All’epoca sì che impazzava l’allarme rosso, evitato nel passato recente dall’impressionante contingente di Desmosedici, otto fino al SolidarityGP di quest’an no, il prossimo ridotto a sei. Notizia bella, due Yamaha in più, grazie al passaggio di Pramac da Desmosedici a M1. A Iwata ci credono, tanto da aver accolto la struttura di Paolo Campinoti, capace di conquistare titoli team e piloti nel recente biennio. Le quattro cilindri dei tre diapason faranno bene? Ancora non si sa, però sono raddoppiate. Se la KTM saluta, lascia a piedi Acosta? Dipenderà dai vari spostamenti ma, ripetiamo, c’è da ricordare Binder, Bastianini e Viñales.
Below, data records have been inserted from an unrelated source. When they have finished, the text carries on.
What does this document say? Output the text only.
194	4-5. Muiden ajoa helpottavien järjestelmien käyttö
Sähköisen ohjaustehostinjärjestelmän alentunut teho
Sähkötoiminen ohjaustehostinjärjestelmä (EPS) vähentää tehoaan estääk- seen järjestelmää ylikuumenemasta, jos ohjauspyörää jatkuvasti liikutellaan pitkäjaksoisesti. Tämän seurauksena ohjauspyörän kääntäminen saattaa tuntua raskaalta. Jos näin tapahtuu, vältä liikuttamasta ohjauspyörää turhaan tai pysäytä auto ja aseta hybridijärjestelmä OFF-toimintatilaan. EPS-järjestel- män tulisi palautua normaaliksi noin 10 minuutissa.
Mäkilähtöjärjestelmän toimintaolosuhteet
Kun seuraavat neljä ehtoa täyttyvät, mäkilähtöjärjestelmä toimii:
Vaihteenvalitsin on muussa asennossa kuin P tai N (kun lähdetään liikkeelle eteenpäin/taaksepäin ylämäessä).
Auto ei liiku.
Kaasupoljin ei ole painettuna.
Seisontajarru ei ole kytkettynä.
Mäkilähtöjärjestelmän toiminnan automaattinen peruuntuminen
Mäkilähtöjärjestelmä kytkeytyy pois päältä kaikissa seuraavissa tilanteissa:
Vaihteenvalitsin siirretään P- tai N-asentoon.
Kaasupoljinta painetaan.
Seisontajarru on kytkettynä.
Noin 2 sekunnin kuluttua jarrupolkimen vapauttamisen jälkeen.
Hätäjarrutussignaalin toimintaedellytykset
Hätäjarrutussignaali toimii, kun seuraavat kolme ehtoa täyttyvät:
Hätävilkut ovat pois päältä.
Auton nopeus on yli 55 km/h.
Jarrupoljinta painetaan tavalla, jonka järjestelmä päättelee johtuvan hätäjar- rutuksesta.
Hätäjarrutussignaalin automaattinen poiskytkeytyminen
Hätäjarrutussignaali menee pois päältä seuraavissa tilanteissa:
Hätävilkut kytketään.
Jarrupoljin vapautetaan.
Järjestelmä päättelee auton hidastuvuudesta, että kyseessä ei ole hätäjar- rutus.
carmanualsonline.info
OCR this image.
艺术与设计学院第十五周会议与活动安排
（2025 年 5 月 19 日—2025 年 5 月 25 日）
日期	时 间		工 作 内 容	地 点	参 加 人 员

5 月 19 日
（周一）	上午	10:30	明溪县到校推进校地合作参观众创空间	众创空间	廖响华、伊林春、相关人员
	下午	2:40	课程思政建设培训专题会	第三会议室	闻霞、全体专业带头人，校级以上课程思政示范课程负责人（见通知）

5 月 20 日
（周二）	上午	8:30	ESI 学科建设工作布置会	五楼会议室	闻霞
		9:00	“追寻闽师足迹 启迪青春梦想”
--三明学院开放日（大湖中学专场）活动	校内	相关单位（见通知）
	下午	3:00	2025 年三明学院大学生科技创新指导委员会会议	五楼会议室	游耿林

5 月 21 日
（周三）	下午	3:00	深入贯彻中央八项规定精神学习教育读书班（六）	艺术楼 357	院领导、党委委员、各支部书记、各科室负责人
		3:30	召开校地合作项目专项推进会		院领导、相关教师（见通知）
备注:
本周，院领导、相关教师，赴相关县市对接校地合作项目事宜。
Il numero minimo e necessario per validare il campionato è di 20 unità, ora siamo a 22, con lo scenario appena descritto. Cosa succederebbe, qualora Mattighofen servisse l’addio? I piloti arebbero da ricollocare, a scapito di alcuni colleghi. La griglia sarebbe da rimpolpare, e mai più parlare di CRT o esperimenti ibridi giusto per fare numero. Qui servono i costruttori, non scritte GASGAS utili all’esercizio di marketing. La Kawasaki ha le orecchie tappate? Perché non offrir loro un programma conveniente, facendoglielo udire con parole misurate? La Suzuki temporeggia? Facciamoli accelerare, mettendo sul piatto un programma irrifiutabile. La BMW ci pensa? Meglio fare che pensare. Certo, scriverlo su carta è facile. Nella pratica, tutt’altro. La MotoGP è il meglio del meglio a due ruote, fattore innegabile, ma ci chiediamo: che male ci sarebbe nel coniugare qualità, quantità e varietà?